Hz. Zeyd, dayanamayıp dertli bir şekilde evden dışarı
fırladı ve Rasûlüllah sallallâhü aleyhi ve selleme sığındı. Sevgili
babalığından onları birbirinden kur­tarmasını istedi. Çünkü artık hiçbirisinin
dayanacak gücü kal­mamıştı. Hz. Zeyd, Rasûlüllah sallallâhü aleyhi ve selleme
âşıktı; onun büyüklüğü ve sevgi­siyle doluydu. O, kılıç, vefa ve iman adamıydı;
kalbini ona ver­meyen bir kadının nâaşını omzunda taşımazdı.[6] Kureyş
kabi­lesiyle akrabalık bağlılık uğruna ya da ruhsuz ve soğuk bir hey­kelin
güzellik lezzetini tatmak için odalarının çatısından başka bir şeyi
paylaşmadıkları ve oturduktan ev dışında başka hiçbir şeyin kendilerini bir
araya getirmediği bir hayatta kimseye esir de olamazdı, kimseyi esir de
edemezdi.
Rasûlüllah sallallâhü aleyhi ve sellem için bu olay başlı başına
büyük bir meseleydi. Üzerinde çokça düşünüp ça­re arıyordu fakat bulamıyordu. Hz.
Zeyneb’in bakışlarında okudu­ğu şeyi acaba kalbinde de hissetmiş miydi?

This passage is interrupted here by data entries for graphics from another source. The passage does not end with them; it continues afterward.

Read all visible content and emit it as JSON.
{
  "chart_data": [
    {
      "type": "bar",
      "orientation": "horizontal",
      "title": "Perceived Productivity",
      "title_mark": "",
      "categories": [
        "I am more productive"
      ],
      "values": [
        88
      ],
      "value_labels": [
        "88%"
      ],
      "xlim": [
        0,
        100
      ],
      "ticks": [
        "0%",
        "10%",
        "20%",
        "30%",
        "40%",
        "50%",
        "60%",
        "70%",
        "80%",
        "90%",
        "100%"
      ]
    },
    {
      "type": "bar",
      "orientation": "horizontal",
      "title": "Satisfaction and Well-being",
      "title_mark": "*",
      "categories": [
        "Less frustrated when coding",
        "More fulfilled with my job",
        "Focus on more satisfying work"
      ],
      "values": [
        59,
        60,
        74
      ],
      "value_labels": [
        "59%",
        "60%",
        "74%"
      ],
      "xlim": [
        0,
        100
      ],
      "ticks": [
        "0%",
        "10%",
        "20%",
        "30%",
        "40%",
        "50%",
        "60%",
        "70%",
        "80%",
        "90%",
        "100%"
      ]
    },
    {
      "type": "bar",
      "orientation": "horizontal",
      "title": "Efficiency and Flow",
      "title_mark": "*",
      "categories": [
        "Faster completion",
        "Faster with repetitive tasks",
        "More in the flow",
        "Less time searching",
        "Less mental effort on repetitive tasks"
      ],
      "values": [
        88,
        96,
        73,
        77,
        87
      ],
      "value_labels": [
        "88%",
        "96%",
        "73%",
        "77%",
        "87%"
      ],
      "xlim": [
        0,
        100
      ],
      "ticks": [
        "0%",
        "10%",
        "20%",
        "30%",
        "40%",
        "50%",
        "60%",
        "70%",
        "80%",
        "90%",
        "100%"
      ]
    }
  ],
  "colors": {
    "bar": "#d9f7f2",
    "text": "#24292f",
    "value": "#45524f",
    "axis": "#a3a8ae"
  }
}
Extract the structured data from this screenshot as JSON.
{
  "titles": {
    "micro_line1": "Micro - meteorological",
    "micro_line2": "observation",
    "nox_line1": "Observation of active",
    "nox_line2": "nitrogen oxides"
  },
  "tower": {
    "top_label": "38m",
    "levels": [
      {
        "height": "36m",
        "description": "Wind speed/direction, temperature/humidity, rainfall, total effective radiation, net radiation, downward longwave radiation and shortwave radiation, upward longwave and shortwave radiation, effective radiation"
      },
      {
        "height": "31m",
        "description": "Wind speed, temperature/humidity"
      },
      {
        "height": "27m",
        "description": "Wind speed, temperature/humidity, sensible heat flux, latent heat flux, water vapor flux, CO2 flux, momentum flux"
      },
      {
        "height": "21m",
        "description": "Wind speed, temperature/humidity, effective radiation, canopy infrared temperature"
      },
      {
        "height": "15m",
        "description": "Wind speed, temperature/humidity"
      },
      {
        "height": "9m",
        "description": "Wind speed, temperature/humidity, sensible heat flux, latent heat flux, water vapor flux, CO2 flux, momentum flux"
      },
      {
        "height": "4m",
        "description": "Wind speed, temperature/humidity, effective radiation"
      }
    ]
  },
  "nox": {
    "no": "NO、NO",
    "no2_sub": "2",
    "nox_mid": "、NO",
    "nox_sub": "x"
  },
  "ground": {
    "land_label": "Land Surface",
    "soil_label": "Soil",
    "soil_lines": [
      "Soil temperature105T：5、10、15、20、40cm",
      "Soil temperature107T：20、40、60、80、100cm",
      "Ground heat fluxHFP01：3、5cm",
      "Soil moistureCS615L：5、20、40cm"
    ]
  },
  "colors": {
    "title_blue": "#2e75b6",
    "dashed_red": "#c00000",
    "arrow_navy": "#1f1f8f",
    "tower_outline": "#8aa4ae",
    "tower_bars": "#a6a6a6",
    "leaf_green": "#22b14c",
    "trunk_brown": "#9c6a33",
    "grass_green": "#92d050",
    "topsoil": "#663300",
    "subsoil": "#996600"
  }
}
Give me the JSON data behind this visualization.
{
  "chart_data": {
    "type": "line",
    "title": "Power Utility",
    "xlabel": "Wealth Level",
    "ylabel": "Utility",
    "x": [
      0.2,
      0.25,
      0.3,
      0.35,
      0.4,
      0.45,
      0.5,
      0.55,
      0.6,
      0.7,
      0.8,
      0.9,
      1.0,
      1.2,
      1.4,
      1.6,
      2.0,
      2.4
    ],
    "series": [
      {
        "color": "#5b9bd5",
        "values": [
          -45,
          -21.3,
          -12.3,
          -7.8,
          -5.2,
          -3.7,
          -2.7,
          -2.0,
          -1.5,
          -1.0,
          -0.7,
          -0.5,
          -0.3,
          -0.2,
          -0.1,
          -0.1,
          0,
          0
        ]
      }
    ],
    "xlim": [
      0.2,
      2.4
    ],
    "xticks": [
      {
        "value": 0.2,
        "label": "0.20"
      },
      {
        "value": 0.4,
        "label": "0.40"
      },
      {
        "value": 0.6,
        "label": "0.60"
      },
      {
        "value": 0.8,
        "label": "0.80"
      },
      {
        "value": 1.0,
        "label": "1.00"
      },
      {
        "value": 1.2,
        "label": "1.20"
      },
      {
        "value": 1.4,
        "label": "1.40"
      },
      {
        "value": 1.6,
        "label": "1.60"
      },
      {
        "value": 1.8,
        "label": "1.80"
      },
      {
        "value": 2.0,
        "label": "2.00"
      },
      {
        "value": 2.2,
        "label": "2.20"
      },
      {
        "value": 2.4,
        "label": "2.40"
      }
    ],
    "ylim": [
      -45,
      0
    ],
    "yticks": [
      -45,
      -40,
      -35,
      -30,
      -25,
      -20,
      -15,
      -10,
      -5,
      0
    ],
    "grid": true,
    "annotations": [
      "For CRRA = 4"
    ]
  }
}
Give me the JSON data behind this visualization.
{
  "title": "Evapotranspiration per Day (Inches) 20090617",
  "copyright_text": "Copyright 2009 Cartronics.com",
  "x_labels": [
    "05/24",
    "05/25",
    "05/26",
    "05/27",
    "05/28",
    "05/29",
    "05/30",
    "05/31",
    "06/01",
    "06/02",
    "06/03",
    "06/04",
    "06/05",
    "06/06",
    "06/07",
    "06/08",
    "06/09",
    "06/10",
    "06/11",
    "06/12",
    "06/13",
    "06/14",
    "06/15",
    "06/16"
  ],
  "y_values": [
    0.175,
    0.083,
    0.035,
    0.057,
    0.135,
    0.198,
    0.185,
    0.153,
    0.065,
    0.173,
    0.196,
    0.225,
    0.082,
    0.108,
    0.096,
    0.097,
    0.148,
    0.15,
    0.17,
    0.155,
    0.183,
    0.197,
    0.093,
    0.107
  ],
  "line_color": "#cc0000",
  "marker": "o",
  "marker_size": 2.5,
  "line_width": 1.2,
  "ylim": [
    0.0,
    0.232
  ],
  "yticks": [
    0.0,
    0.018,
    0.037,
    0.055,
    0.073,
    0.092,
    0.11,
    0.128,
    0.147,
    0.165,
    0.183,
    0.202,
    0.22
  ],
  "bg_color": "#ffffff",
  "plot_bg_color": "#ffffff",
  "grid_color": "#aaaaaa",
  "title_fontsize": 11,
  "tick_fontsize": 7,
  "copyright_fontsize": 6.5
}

Acaba hayatını, gençliğini ve her şeyini Allah,
insanlar, düşünce, takva, çile ve mücadeleye adayan büyük bir ruh, şimdi
kendisine tutkun bir kalp karşısında kendini kaybetmiş miydi?





Bu soruya verilen birçok cevap vardır ve bundan hayal
ürünü hikâyeler ve uydurma efsaneler üretilmiştir.

Ancak ben, böyle bir soruyu da ona verilen cevapları da temelsiz buluyorum.
Çünkü aşkın gizli yolunu ne tarih ne de araştırma bilebilir. Hem de “çeng”
gibi bir bakışın ya da gülüşün yumuşak bir par­mak ucu işaretiyle figan eden ve
tahammülsüzlükten sabrın ve sükutun yakasını yırtan bir gazel şairinin gönlünde
değil, Rasûlüllah sallallâhü aleyhi ve sellemin gönlü gibi derin, büyük ve
güçlü bir gönülde.





GÖ­NÜL OKYANUSTUR.





Hangi göz, sabahın seherinde esen ve kendisi­ni
denizin üzerine vuran meltemin, denizin kalbini ne ölçüde sarstığını görebilir?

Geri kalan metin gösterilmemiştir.